How “Woke” Culture Is Anti-Biblical

July 21, 2021

In November 1957, towards the beginning of Martin Luther King, Jr.'s leadership of the civil rights movement, he delivered a sermon at the Dexter Avenue Baptist Church in Montgomery, Ala. In describing the biblical importance of loving one's enemies, he said this:

[W]hen you come to the point that you look in the face of every man and see deep down within him what religion calls "the image of God," you begin to love him in spite of. No matter what he does, you see God's image there. There is an element of goodness that he can never slough off. Discover the element of good in your enemy. And as you seek to hate him, find the center of goodness and place your attention there and you will take a new attitude.

This profound message of reconciliation, rooted in the gospel, was at the heart of King's monumental "I Have a Dream" speech in the summer of 1963 that laid down the foundations of what race relations in America should strive for.

Ever since the end of segregation and Jim Crow laws and the signing of the landmark Civil Rights Act of 1964, the road to racial reconciliation and progress for black people in America has steadily improved. In the 50 years since then, black people have seen a 60 percent increase in high school graduation, a 20 percent increase in college graduation, a poverty rate that has been cut in half, a record low unemployment rate, a 1,325 percent increase in members of Congress, a twice elected president and a sitting vice president of the United States, and almost universal agreement among all races on the positive impact of the Civil Rights Act, to name just a few indicators of progress.

To borrow a phrase from an old tag line, "You've come a long way, America."

However, over the last year, views on race in America seem to have gone haywire. The idea of "wokeness" -- believing that America is, as we speak, a "systemically racist" country -- has steadily pervaded almost every corner of American public life, from academia to corporations to the mainstream media. Even professional sports have succumbed, much to the dismay of fans. Perhaps even more concerning are signs that "wokeness" is now hijacking the gospel and is creeping its way into churches across America.

Owen Strachan, Senior Fellow at FRC's Center for Biblical Worldview, joined "Washington Watch" to discuss his latest book Christianity and Wokeness: How the Social Justice Movement is Hijacking the Gospel -- and the Way to Stop It. He related examples of what is happening in our culture.
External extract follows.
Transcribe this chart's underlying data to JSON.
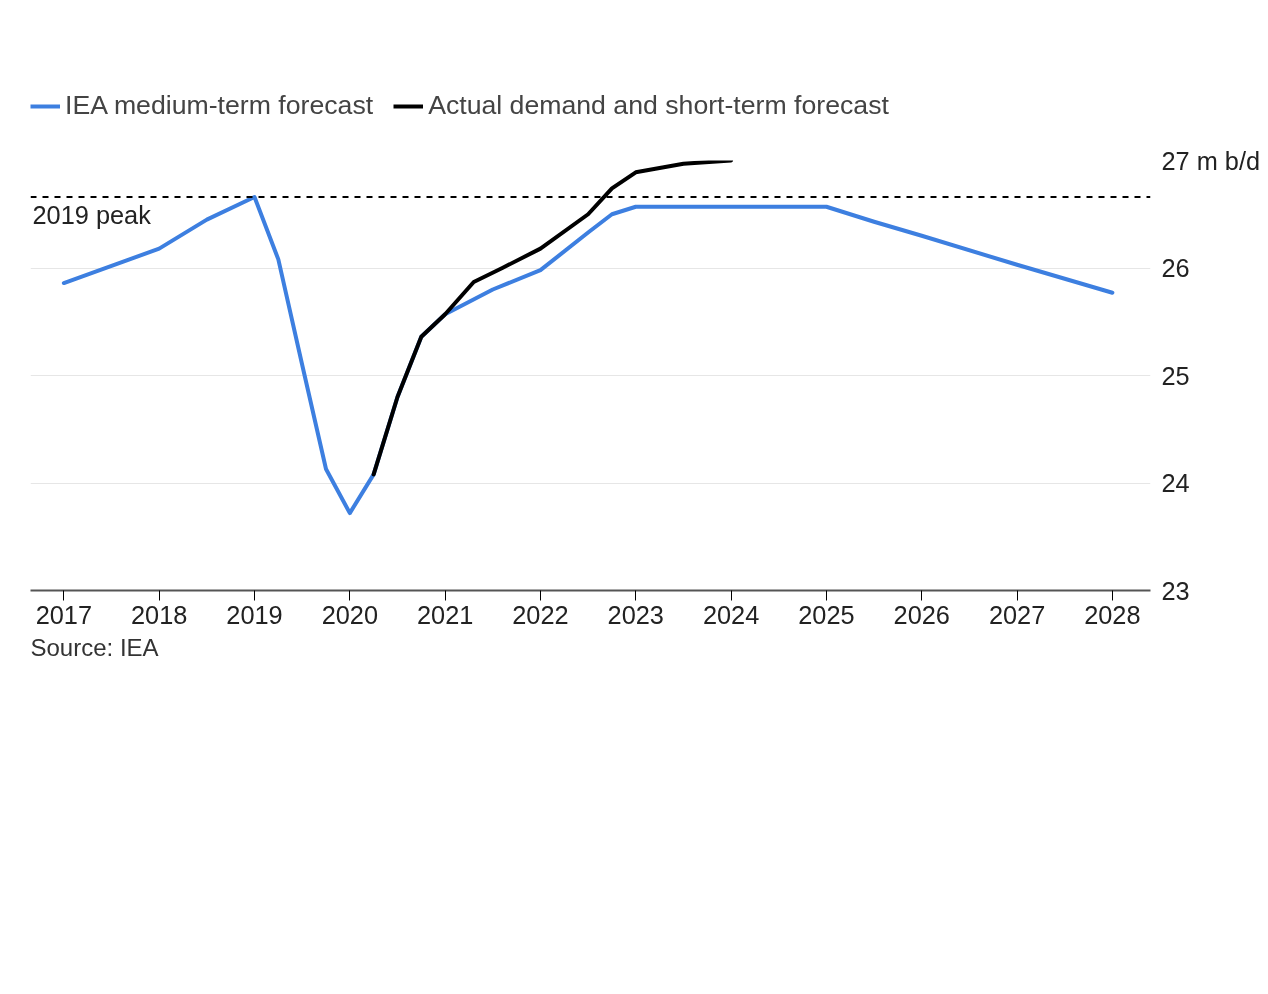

"When you are told that white people are 'white supremacists,' you are hearing wokeness talking," Strachan said. "When you had, for example, a LinkedIn training session some time ago that asserted that white people should try to be less white, that was woke teaching. When you hear people say that white people have 'white privilege,' that's wokeness. When you hear a critique of 'heteronormative capitalist sexist white oppression' in any form, you are hearing wokeness talking."

As Strachan went on to observe, what has become clear from this movement is the central role that guilt plays in advancing its cause.
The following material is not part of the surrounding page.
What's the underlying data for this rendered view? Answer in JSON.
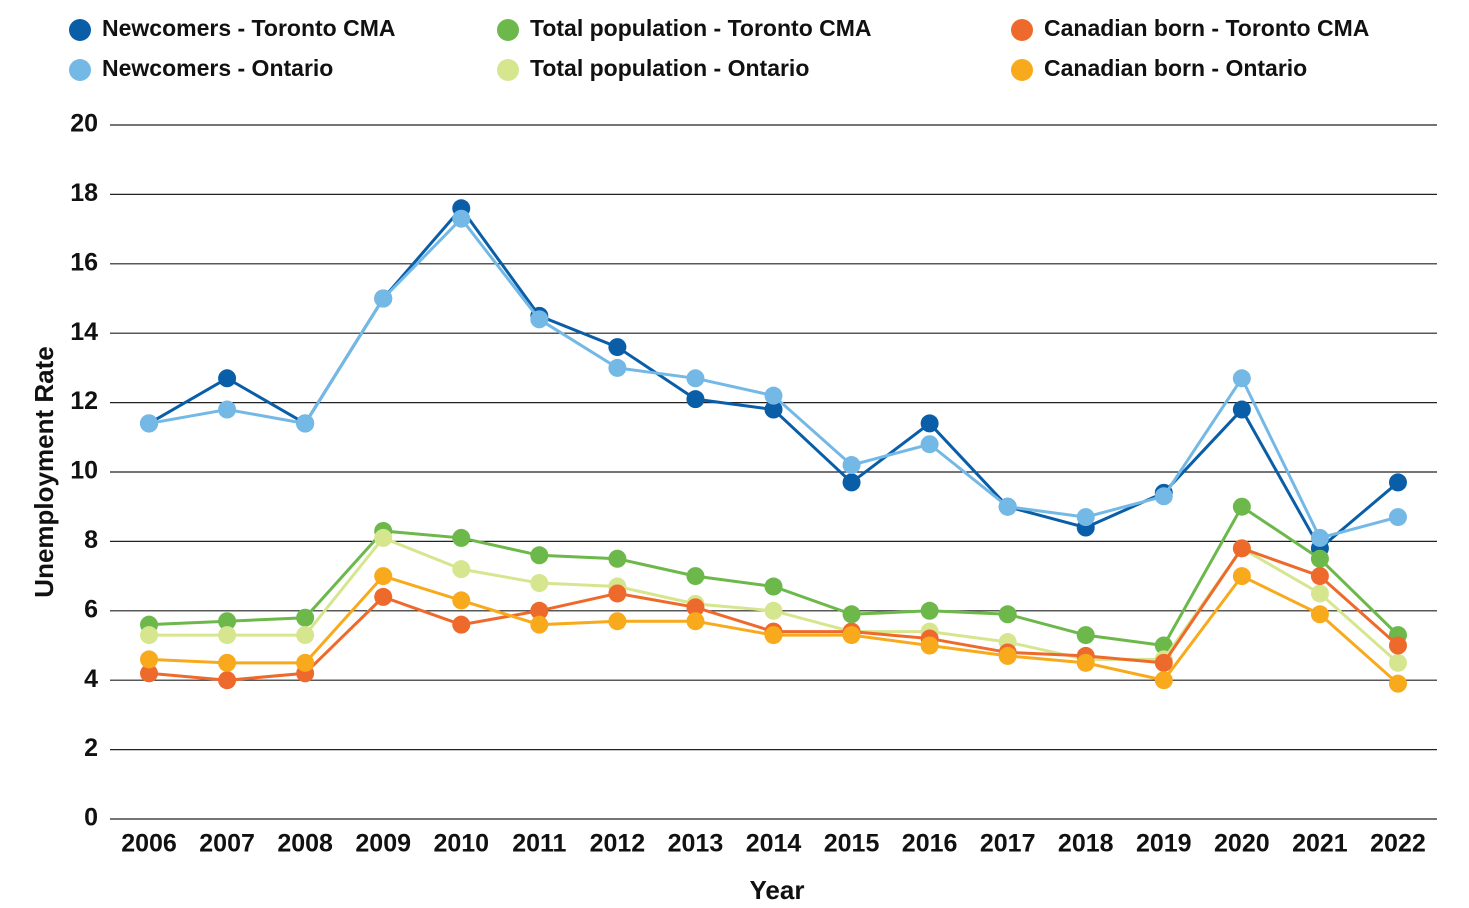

"Guilt is absolutely the currency of wokeness," he underscored. "It really is targeting white people. It wants white people to feel tremendous guilt for past evils. And those are real evils, things like slavery and Jim Crow law, things that no person in their sane mind is going to support. But wokeness says the past is not the past. Basically, the crimes of yesterday burn today. You can smell them in the air ... we need to impute guilt to white people today because their whiteness implicates them in this whole systemic order of racism. And if we can successfully make them feel guilty, then we will advance our ideas and we will succeed in flipping the culture, which is really what this movement is about. It's not about promoting true unity in the gospel of Jesus Christ ... it's about making predominantly white people feel guilty for being white and then mobilizing that guilt to leftist social ends."

Strachan made it clear that the leftist tactics being used by the woke movement fly in the face of any semblance of a diverse, civilized society, and that the gospel is the only way out of the mess we're in.

"What I make clear in my new book Christianity and Wokeness is that [rioting] isn't going to work for our culture. Arson is not a strategy for the public square, nor is it going to work in the church. This is not going to produce unity. This is not going to produce peace. This is not going to produce healing. This system produces division, resentment, and alienation; where[as] when you go to Scripture, when you go to truth, when you go to the gospel of grace, that's where you actually can now find forgiveness and oneness and unity."